On est en droit, certainement, de croire qu’après tant de livres lus, les opportunités d’être surpris sont rares. Il n’empêche, il y aura toujours, faisant irruption du côté le moins attendu, un texte qui par sa force et son autonomie saura nous faire sortir de nos gentilles petites cases. Cette agréable sensation m’est arrivée récemment avec la découverte de deux romans de l’écrivain brésilien João Gilberto Noll, Lord [2001] et Harmada [1993]. Découverte d’autant plus inattendue qu’elle se doublait d’une expérience nouvelle, celle de lire une traduction dans une autre langue que le français. En effet, Noll n’étant pas traduit dans nos contrées et n’ayant pas la chance de lire le portugais, je n’avais d’autre choix que d’approcher cet auteur à travers les traductions hispanophones de son œuvre.

Dans ces deux romans, Noll déploie des récits en forme de fuites. Rien à voir, pourtant, avec la fuite en avant ; les fuites qu’il nous propose ne semblent répondre à d’autres forces qu’à celle d’un contradictoire statisme en mouvement, une sorte d’agitation dans le vide. Dans Lord comme dans Harmada, nous assistons étonnés aux extravagants mouvements d’une identité dissoute, difficile à cerner, qui n’est pas sans évoquer parfois l’œuvre de l’argentin Sergio Chejfec. Encore qu’il ne s’agisse pas ici du « je » hésitant que nous croisons par exemple dans son roman Mes deux mondes [Passage du Nord-Ouest, 2011], mais d’un personnage qui pour être imprécis n’en possède pas moins un corps (alors que chez Chejfec les personnages semblent nettement plus éthérés) ; un corps qui n’omet d’ailleurs pas ses humeurs et autres sécrétions, sa merde, sa vase.

Les narrateurs, chez Noll, maintiennent ouverte une lutte entre la volonté et l’impossibilité de cette même volonté ; un mouvement pendulaire d’allées et venues qui devient d’une certaine façon le moteur même de ce qui est raconté. Celui qui parle est un être qui vise quelque chose ou le prétend, même si, d’évidence, il ne sait pas quoi. Ce qui ne veut pas dire qu’il n’y ait pas de but dans l’univers poétique de Noll. On dira plutôt que dans les décombres d’une identité trop flexible ou influençable survivent les traces et les lueurs d’un être qui, en d’autres temps, savait se définir depuis l’incertaine idée de l’unité. Mais l’unité, maintenant, ne survit même plus en tant que mythe. On pourrait même ajouter de ce point de vue que ne survit même pas la nostalgie de ce qui a été perdu, si tant est d’ailleurs que quelque chose ait été perdu.
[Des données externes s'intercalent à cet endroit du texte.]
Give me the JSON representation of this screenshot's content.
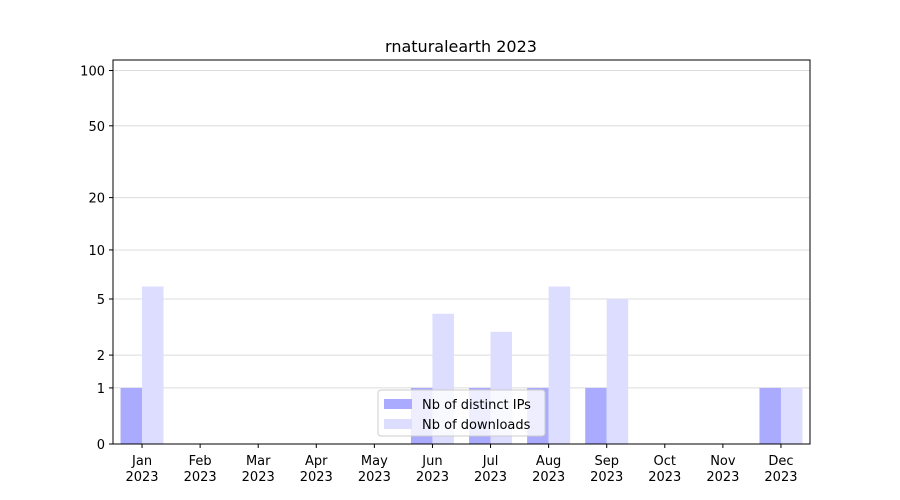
{
  "chart_data": {
    "type": "bar",
    "title": "rnaturalearth 2023",
    "categories": [
      "Jan\n2023",
      "Feb\n2023",
      "Mar\n2023",
      "Apr\n2023",
      "May\n2023",
      "Jun\n2023",
      "Jul\n2023",
      "Aug\n2023",
      "Sep\n2023",
      "Oct\n2023",
      "Nov\n2023",
      "Dec\n2023"
    ],
    "series": [
      {
        "name": "Nb of distinct IPs",
        "color": "#aaaaff",
        "values": [
          1,
          0,
          0,
          0,
          0,
          1,
          1,
          1,
          1,
          0,
          0,
          1
        ]
      },
      {
        "name": "Nb of downloads",
        "color": "#ddddff",
        "values": [
          6,
          0,
          0,
          0,
          0,
          4,
          3,
          6,
          5,
          0,
          0,
          1
        ]
      }
    ],
    "yscale": "log1p",
    "ylim": [
      0,
      114
    ],
    "yticks": [
      0,
      1,
      2,
      5,
      10,
      20,
      50,
      100
    ],
    "grid": true,
    "legend": "lower center"
  }
}
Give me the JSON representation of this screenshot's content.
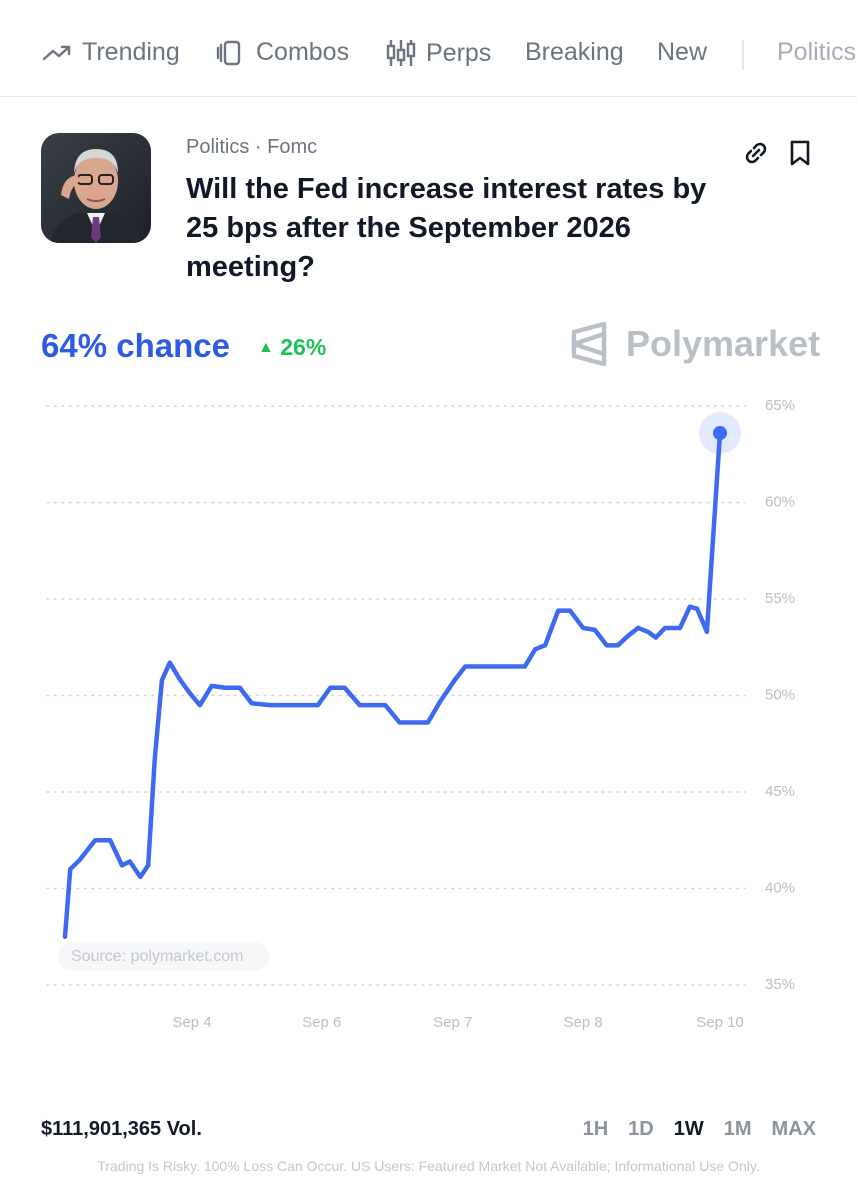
{
  "nav": {
    "items": [
      "Trending",
      "Combos",
      "Perps",
      "Breaking",
      "New",
      "Politics"
    ]
  },
  "market": {
    "category": "Politics · Fomc",
    "question": "Will the Fed increase interest rates by 25 bps after the September 2026 meeting?",
    "chance": "64% chance",
    "change": "26%",
    "brand": "Polymarket"
  },
  "chart_data": {
    "type": "line",
    "source": "Source: polymarket.com",
    "ylim": [
      35,
      65
    ],
    "yticks": [
      {
        "value": 35,
        "label": "35%"
      },
      {
        "value": 40,
        "label": "40%"
      },
      {
        "value": 45,
        "label": "45%"
      },
      {
        "value": 50,
        "label": "50%"
      },
      {
        "value": 55,
        "label": "55%"
      },
      {
        "value": 60,
        "label": "60%"
      },
      {
        "value": 65,
        "label": "65%"
      }
    ],
    "xlim": [
      0,
      100
    ],
    "xticks": [
      {
        "value": 19.4,
        "label": "Sep 4"
      },
      {
        "value": 39.2,
        "label": "Sep 6"
      },
      {
        "value": 59.2,
        "label": "Sep 7"
      },
      {
        "value": 79.1,
        "label": "Sep 8"
      },
      {
        "value": 100,
        "label": "Sep 10"
      }
    ],
    "grid": true,
    "series": [
      {
        "color": "#3d6af0",
        "x": [
          0,
          0.8,
          2.3,
          4.6,
          6.9,
          8.7,
          9.9,
          11.5,
          12.7,
          13.7,
          14.8,
          16.0,
          17.6,
          19.1,
          20.6,
          22.4,
          24.4,
          26.7,
          28.5,
          31.3,
          35.9,
          38.6,
          40.5,
          42.7,
          45.0,
          48.9,
          51.1,
          55.4,
          57.3,
          59.5,
          61.1,
          64.9,
          70.2,
          71.8,
          73.3,
          75.3,
          77.1,
          79.1,
          80.9,
          82.7,
          84.4,
          86.0,
          87.5,
          89.0,
          90.2,
          91.6,
          93.9,
          95.4,
          96.5,
          98.0,
          100
        ],
        "values": [
          37.5,
          41.0,
          41.5,
          42.5,
          42.5,
          41.2,
          41.4,
          40.6,
          41.2,
          46.7,
          50.8,
          51.7,
          50.8,
          50.1,
          49.5,
          50.5,
          50.4,
          50.4,
          49.6,
          49.5,
          49.5,
          49.5,
          50.4,
          50.4,
          49.5,
          49.5,
          48.6,
          48.6,
          49.7,
          50.8,
          51.5,
          51.5,
          51.5,
          52.4,
          52.6,
          54.4,
          54.4,
          53.5,
          53.4,
          52.6,
          52.6,
          53.1,
          53.5,
          53.3,
          53.0,
          53.5,
          53.5,
          54.6,
          54.5,
          53.3,
          63.6
        ]
      }
    ]
  },
  "footer": {
    "volume": "$111,901,365 Vol.",
    "ranges": [
      "1H",
      "1D",
      "1W",
      "1M",
      "MAX"
    ],
    "active_range": "1W",
    "disclaimer": "Trading Is Risky. 100% Loss Can Occur. US Users: Featured Market Not Available; Informational Use Only."
  }
}
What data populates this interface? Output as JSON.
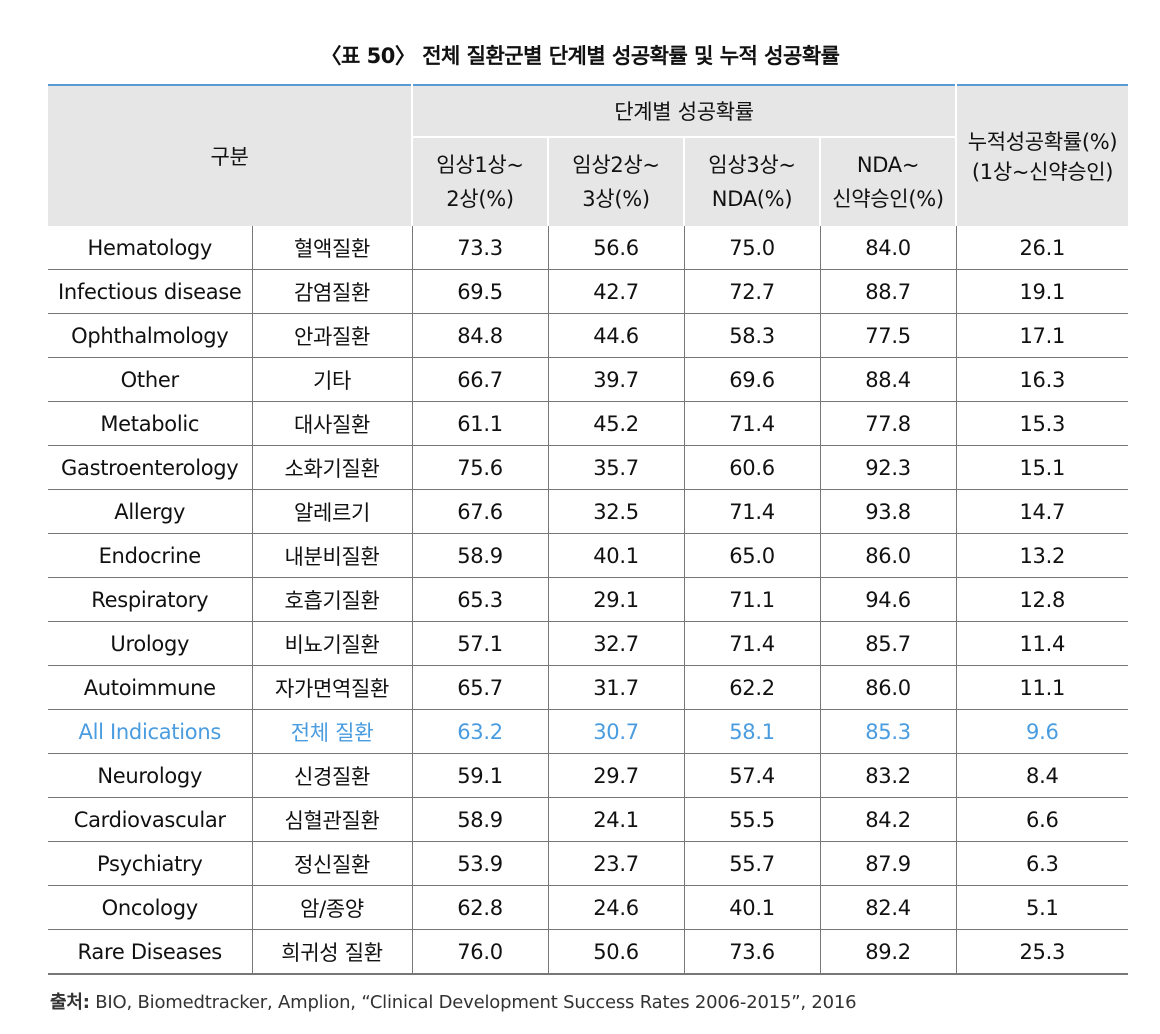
{
  "title": "〈표 50〉 전체 질환군별 단계별 성공확률 및 누적 성공확률",
  "header": {
    "gubun": "구분",
    "stage_group": "단계별 성공확률",
    "sub": [
      {
        "line1": "임상1상~",
        "line2": "2상(%)"
      },
      {
        "line1": "임상2상~",
        "line2": "3상(%)"
      },
      {
        "line1": "임상3상~",
        "line2": "NDA(%)"
      },
      {
        "line1": "NDA~",
        "line2": "신약승인(%)"
      }
    ],
    "cumulative": {
      "line1": "누적성공확률(%)",
      "line2": "(1상~신약승인)"
    }
  },
  "highlight_color": "#4a9ce0",
  "rows": [
    {
      "en": "Hematology",
      "ko": "혈액질환",
      "p1": "73.3",
      "p2": "56.6",
      "p3": "75.0",
      "p4": "84.0",
      "cum": "26.1"
    },
    {
      "en": "Infectious disease",
      "ko": "감염질환",
      "p1": "69.5",
      "p2": "42.7",
      "p3": "72.7",
      "p4": "88.7",
      "cum": "19.1"
    },
    {
      "en": "Ophthalmology",
      "ko": "안과질환",
      "p1": "84.8",
      "p2": "44.6",
      "p3": "58.3",
      "p4": "77.5",
      "cum": "17.1"
    },
    {
      "en": "Other",
      "ko": "기타",
      "p1": "66.7",
      "p2": "39.7",
      "p3": "69.6",
      "p4": "88.4",
      "cum": "16.3"
    },
    {
      "en": "Metabolic",
      "ko": "대사질환",
      "p1": "61.1",
      "p2": "45.2",
      "p3": "71.4",
      "p4": "77.8",
      "cum": "15.3"
    },
    {
      "en": "Gastroenterology",
      "ko": "소화기질환",
      "p1": "75.6",
      "p2": "35.7",
      "p3": "60.6",
      "p4": "92.3",
      "cum": "15.1"
    },
    {
      "en": "Allergy",
      "ko": "알레르기",
      "p1": "67.6",
      "p2": "32.5",
      "p3": "71.4",
      "p4": "93.8",
      "cum": "14.7"
    },
    {
      "en": "Endocrine",
      "ko": "내분비질환",
      "p1": "58.9",
      "p2": "40.1",
      "p3": "65.0",
      "p4": "86.0",
      "cum": "13.2"
    },
    {
      "en": "Respiratory",
      "ko": "호흡기질환",
      "p1": "65.3",
      "p2": "29.1",
      "p3": "71.1",
      "p4": "94.6",
      "cum": "12.8"
    },
    {
      "en": "Urology",
      "ko": "비뇨기질환",
      "p1": "57.1",
      "p2": "32.7",
      "p3": "71.4",
      "p4": "85.7",
      "cum": "11.4"
    },
    {
      "en": "Autoimmune",
      "ko": "자가면역질환",
      "p1": "65.7",
      "p2": "31.7",
      "p3": "62.2",
      "p4": "86.0",
      "cum": "11.1"
    },
    {
      "en": "All Indications",
      "ko": "전체 질환",
      "p1": "63.2",
      "p2": "30.7",
      "p3": "58.1",
      "p4": "85.3",
      "cum": "9.6",
      "highlight": true
    },
    {
      "en": "Neurology",
      "ko": "신경질환",
      "p1": "59.1",
      "p2": "29.7",
      "p3": "57.4",
      "p4": "83.2",
      "cum": "8.4"
    },
    {
      "en": "Cardiovascular",
      "ko": "심혈관질환",
      "p1": "58.9",
      "p2": "24.1",
      "p3": "55.5",
      "p4": "84.2",
      "cum": "6.6"
    },
    {
      "en": "Psychiatry",
      "ko": "정신질환",
      "p1": "53.9",
      "p2": "23.7",
      "p3": "55.7",
      "p4": "87.9",
      "cum": "6.3"
    },
    {
      "en": "Oncology",
      "ko": "암/종양",
      "p1": "62.8",
      "p2": "24.6",
      "p3": "40.1",
      "p4": "82.4",
      "cum": "5.1"
    },
    {
      "en": "Rare Diseases",
      "ko": "희귀성 질환",
      "p1": "76.0",
      "p2": "50.6",
      "p3": "73.6",
      "p4": "89.2",
      "cum": "25.3"
    }
  ],
  "source": {
    "label": "출처:",
    "text": " BIO, Biomedtracker, Amplion, “Clinical Development Success Rates 2006-2015”, 2016"
  }
}
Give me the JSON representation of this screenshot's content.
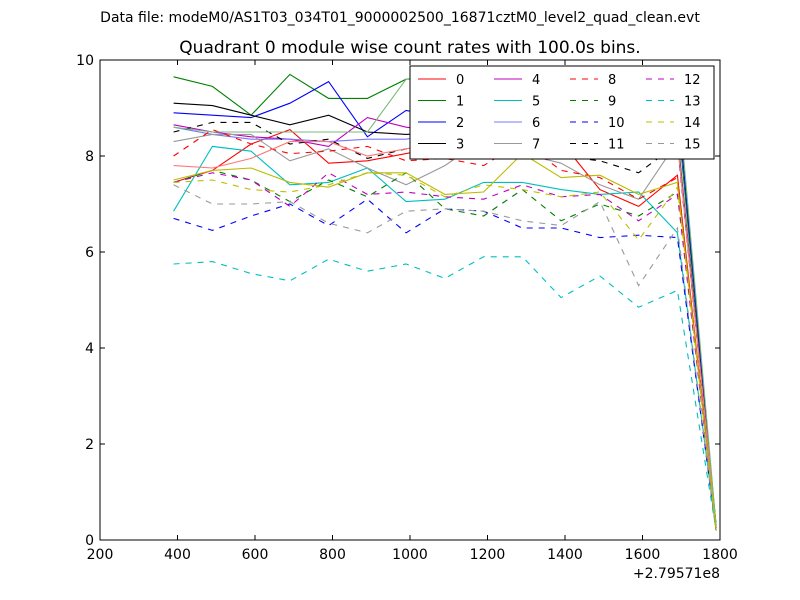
{
  "chart_data": {
    "type": "line",
    "suptitle": "Data file: modeM0/AS1T03_034T01_9000002500_16871cztM0_level2_quad_clean.evt",
    "title": "Quadrant 0 module wise count rates with 100.0s bins.",
    "xlabel": "",
    "ylabel": "",
    "x_offset_label": "+2.79571e8",
    "xlim": [
      200,
      1800
    ],
    "ylim": [
      0,
      10
    ],
    "xticks": [
      200,
      400,
      600,
      800,
      1000,
      1200,
      1400,
      1600,
      1800
    ],
    "yticks": [
      0,
      2,
      4,
      6,
      8,
      10
    ],
    "grid": false,
    "legend_position": "top-right",
    "x": [
      390,
      490,
      590,
      690,
      790,
      890,
      990,
      1090,
      1190,
      1290,
      1390,
      1490,
      1590,
      1690,
      1790
    ],
    "series": [
      {
        "name": "0",
        "color": "#ff0000",
        "dash": "solid",
        "values": [
          7.45,
          7.7,
          8.25,
          8.55,
          7.85,
          7.9,
          8.05,
          8.2,
          8.3,
          8.3,
          8.3,
          7.3,
          6.95,
          7.6,
          0.2
        ]
      },
      {
        "name": "1",
        "color": "#008000",
        "dash": "solid",
        "values": [
          9.65,
          9.45,
          8.85,
          9.7,
          9.2,
          9.2,
          9.6,
          9.65,
          9.15,
          8.9,
          9.1,
          9.45,
          8.5,
          8.9,
          0.3
        ]
      },
      {
        "name": "2",
        "color": "#0000ff",
        "dash": "solid",
        "values": [
          8.9,
          8.85,
          8.8,
          9.1,
          9.55,
          8.4,
          8.95,
          8.8,
          8.85,
          8.65,
          8.65,
          8.6,
          8.45,
          9.2,
          0.25
        ]
      },
      {
        "name": "3",
        "color": "#000000",
        "dash": "solid",
        "values": [
          9.1,
          9.05,
          8.85,
          8.65,
          8.85,
          8.5,
          8.45,
          8.5,
          9.15,
          8.75,
          8.65,
          8.4,
          8.25,
          8.45,
          0.3
        ]
      },
      {
        "name": "4",
        "color": "#bf00bf",
        "dash": "solid",
        "values": [
          8.65,
          8.5,
          8.4,
          8.35,
          8.2,
          8.8,
          8.6,
          8.5,
          8.75,
          8.7,
          8.7,
          8.5,
          8.2,
          8.4,
          0.25
        ]
      },
      {
        "name": "5",
        "color": "#00bfbf",
        "dash": "solid",
        "values": [
          6.85,
          8.2,
          8.1,
          7.4,
          7.45,
          7.75,
          7.05,
          7.1,
          7.45,
          7.45,
          7.3,
          7.2,
          7.25,
          6.4,
          0.2
        ]
      },
      {
        "name": "6",
        "color": "#7777ff",
        "dash": "solid",
        "values": [
          8.6,
          8.45,
          8.35,
          8.35,
          8.3,
          8.35,
          8.35,
          8.5,
          8.9,
          8.9,
          8.95,
          9.0,
          8.2,
          8.35,
          0.25
        ]
      },
      {
        "name": "7",
        "color": "#999999",
        "dash": "solid",
        "values": [
          8.3,
          8.45,
          8.45,
          7.9,
          8.15,
          7.75,
          7.4,
          7.8,
          8.35,
          8.05,
          7.85,
          7.4,
          7.1,
          8.3,
          0.2
        ]
      },
      {
        "name": "8",
        "color": "#ff0000",
        "dash": "dashed",
        "values": [
          8.0,
          8.55,
          8.25,
          8.05,
          8.1,
          8.2,
          7.9,
          7.95,
          7.8,
          8.3,
          7.7,
          7.55,
          7.1,
          7.55,
          0.2
        ]
      },
      {
        "name": "9",
        "color": "#008000",
        "dash": "dashed",
        "values": [
          7.45,
          7.7,
          7.5,
          7.05,
          7.5,
          7.15,
          7.65,
          6.9,
          6.75,
          7.3,
          6.65,
          7.0,
          6.75,
          7.25,
          0.2
        ]
      },
      {
        "name": "10",
        "color": "#0000ff",
        "dash": "dashed",
        "values": [
          6.7,
          6.45,
          6.75,
          7.0,
          6.55,
          7.1,
          6.4,
          6.9,
          6.85,
          6.5,
          6.5,
          6.3,
          6.35,
          6.3,
          0.2
        ]
      },
      {
        "name": "11",
        "color": "#000000",
        "dash": "dashed",
        "values": [
          8.5,
          8.7,
          8.7,
          8.25,
          8.35,
          7.95,
          8.15,
          8.05,
          8.25,
          8.05,
          8.0,
          7.9,
          7.65,
          8.25,
          0.25
        ]
      },
      {
        "name": "12",
        "color": "#bf00bf",
        "dash": "dashed",
        "values": [
          7.45,
          7.65,
          7.5,
          6.95,
          7.65,
          7.2,
          7.25,
          7.15,
          7.1,
          7.4,
          7.15,
          7.2,
          6.65,
          7.2,
          0.2
        ]
      },
      {
        "name": "13",
        "color": "#00bfbf",
        "dash": "dashed",
        "values": [
          5.75,
          5.8,
          5.55,
          5.4,
          5.85,
          5.6,
          5.75,
          5.45,
          5.9,
          5.9,
          5.05,
          5.5,
          4.85,
          5.2,
          0.2
        ]
      },
      {
        "name": "14",
        "color": "#bfbf00",
        "dash": "dashed",
        "values": [
          7.45,
          7.5,
          7.3,
          7.25,
          7.4,
          7.65,
          7.6,
          7.15,
          7.4,
          7.3,
          7.15,
          7.25,
          6.25,
          7.35,
          0.2
        ]
      },
      {
        "name": "15",
        "color": "#999999",
        "dash": "dashed",
        "values": [
          7.4,
          7.0,
          7.0,
          7.05,
          6.6,
          6.4,
          6.85,
          6.9,
          6.85,
          6.65,
          6.55,
          7.05,
          5.3,
          6.5,
          0.2
        ]
      },
      {
        "name": "",
        "color": "#ff7777",
        "dash": "solid",
        "values": [
          7.8,
          7.75,
          7.95,
          8.3,
          8.3,
          8.0,
          8.15,
          8.3,
          8.3,
          8.3,
          8.3,
          8.3,
          8.2,
          8.3,
          0.25
        ]
      },
      {
        "name": "",
        "color": "#77bb77",
        "dash": "solid",
        "values": [
          8.6,
          8.5,
          8.5,
          8.5,
          8.5,
          8.5,
          9.6,
          9.75,
          9.2,
          8.85,
          9.0,
          9.4,
          8.2,
          9.45,
          0.3
        ]
      },
      {
        "name": "",
        "color": "#bbbb00",
        "dash": "solid",
        "values": [
          7.5,
          7.7,
          7.75,
          7.45,
          7.35,
          7.65,
          7.65,
          7.2,
          7.25,
          8.05,
          7.55,
          7.6,
          7.2,
          7.45,
          0.2
        ]
      }
    ]
  }
}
Les personnages de Noll cherchent d’une certaine façon à se défaire d’un passé insaisissable, fuyant et rétif, encore qu’affirmer que ce passé ne leur importe plus serait peut-être excessif. Mais rien ne nous permet de dire que quelque chose de véritablement douloureux s’y cache. Que laissent-ils derrière eux ? Laissent-ils quelque chose ? Comme nous le disions, la volonté chez ces narrateurs est faillible, le modus operandi c’est de se laisser porter. Et c’est également de cette façon que fonctionnent les trames narratives, presque amorphes, en perpétuelle mutation, semblant toujours échapper au lecteur. Harmada semble ainsi par moments répondre aux insaisissables modalités du rêve. Et ce particulièrement dans les premières pages, une suite aussi instable que perturbante de changements d’espace radicaux ; une suite impossible à embrasser comme un ensemble d’où extraire un sens défini.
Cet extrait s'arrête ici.